Nephron progenitor cells (NPCs) self-renew and differentiate into nephrons, the functional units of the kidney. Here, manipulation of p38 and YAP activity allowed for long-term clonal expansion of primary mouse and human NPCs and induced NPCs (iNPCs) from human pluripotent stem cells (hPSCs). Molecular analyses demonstrated that cultured iNPCs closely resemble primary human NPCs. iNPCs generated nephron organoids with minimal off-target cell types and enhanced maturation of podocytes relative to published human kidney organoid protocols. Surprisingly, the NPC culture medium uncovered plasticity in human podocyte programs, enabling podocyte reprogramming to an NPC-like state. Scalability and ease of genome editing facilitated genome-wide CRISPR screening in NPC culture, uncovering genes associated with kidney development and disease. Further, NPC-directed modeling of autosomal-dominant polycystic kidney disease (ADPKD) identified a small-molecule inhibitor of cystogenesis. These findings highlight a broad application for the reported iNPC platform in the study of kidney development, disease, plasticity, and regeneration.

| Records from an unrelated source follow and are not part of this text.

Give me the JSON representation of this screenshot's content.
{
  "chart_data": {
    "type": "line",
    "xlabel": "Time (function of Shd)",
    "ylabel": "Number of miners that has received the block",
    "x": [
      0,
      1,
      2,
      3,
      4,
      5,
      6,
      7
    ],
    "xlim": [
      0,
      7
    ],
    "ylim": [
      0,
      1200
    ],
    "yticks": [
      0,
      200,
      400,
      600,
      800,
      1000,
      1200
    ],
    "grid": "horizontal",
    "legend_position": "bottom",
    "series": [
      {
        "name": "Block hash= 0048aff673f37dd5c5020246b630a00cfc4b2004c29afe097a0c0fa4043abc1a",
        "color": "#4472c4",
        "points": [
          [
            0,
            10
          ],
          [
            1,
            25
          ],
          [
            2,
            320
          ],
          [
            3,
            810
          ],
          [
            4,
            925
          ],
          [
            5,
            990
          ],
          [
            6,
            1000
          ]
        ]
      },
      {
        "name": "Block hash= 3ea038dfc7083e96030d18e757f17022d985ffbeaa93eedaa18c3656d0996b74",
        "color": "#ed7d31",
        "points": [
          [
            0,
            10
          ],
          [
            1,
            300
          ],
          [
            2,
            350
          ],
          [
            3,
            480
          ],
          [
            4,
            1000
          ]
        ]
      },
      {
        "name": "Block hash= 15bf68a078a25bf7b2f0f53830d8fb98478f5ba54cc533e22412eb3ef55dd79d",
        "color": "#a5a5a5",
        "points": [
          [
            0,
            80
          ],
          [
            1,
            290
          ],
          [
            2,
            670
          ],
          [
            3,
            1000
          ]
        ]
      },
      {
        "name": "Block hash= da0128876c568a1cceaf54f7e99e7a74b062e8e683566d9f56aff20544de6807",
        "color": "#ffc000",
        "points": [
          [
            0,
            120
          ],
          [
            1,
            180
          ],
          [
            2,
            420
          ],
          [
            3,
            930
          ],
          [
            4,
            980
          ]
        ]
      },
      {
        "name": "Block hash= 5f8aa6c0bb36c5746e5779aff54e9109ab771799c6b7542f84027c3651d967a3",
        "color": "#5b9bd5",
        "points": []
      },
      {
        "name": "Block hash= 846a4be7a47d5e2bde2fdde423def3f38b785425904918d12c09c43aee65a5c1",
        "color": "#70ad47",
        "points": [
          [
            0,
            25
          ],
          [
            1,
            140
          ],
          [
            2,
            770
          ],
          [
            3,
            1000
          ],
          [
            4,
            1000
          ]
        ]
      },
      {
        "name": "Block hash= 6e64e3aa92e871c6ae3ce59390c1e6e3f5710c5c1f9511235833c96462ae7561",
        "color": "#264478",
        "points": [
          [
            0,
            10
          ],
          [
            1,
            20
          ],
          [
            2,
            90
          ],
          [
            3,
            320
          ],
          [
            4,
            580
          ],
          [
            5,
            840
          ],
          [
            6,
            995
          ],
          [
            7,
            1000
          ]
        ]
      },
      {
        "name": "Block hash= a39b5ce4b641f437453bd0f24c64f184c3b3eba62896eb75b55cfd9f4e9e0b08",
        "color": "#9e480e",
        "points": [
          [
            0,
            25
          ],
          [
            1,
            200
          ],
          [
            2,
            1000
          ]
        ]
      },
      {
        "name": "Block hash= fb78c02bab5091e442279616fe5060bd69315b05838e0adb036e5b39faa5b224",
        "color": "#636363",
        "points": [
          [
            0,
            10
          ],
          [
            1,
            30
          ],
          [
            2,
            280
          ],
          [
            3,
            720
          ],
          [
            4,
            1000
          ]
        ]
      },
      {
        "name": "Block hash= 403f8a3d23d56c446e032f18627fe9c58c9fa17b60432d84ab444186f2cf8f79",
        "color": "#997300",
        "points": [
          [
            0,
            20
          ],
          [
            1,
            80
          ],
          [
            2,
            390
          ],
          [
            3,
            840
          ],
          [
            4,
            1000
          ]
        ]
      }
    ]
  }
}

肾单位祖细胞 (NPC) 自我更新并分化为肾单位，即肾脏的功能单位。在这里，p38 和 YAP 活性的操纵允许原代小鼠和人类 NPC 的长期克隆扩增，以及来自人类多能干细胞 (hPSC) 的诱导 NPC (iNPC)。分子分析表明，培养的 iNPC 与原代人类 NPC 非常相似。相对于已发表的人肾类器官方案，iNPC 生成的肾单位类器官具有最少的脱靶细胞类型，并且足细胞的成熟度增强。令人惊讶的是，NPC 培养基发现了人类足细胞程序的可塑性，使足细胞能够重编程为类似 NPC 的状态。基因组编辑的可扩展性和简便性促进了 NPC 培养中的全基因组 CRISPR 筛选，揭示了与肾脏发育和疾病相关的基因。此外，NPC 指导的常染色体显性多囊肾病 (ADPKD) 模型确定了一种囊肿发生的小分子抑制剂。这些发现凸显了所报道的 iNPC 平台在肾脏发育、疾病、可塑性和再生研究中的广泛应用。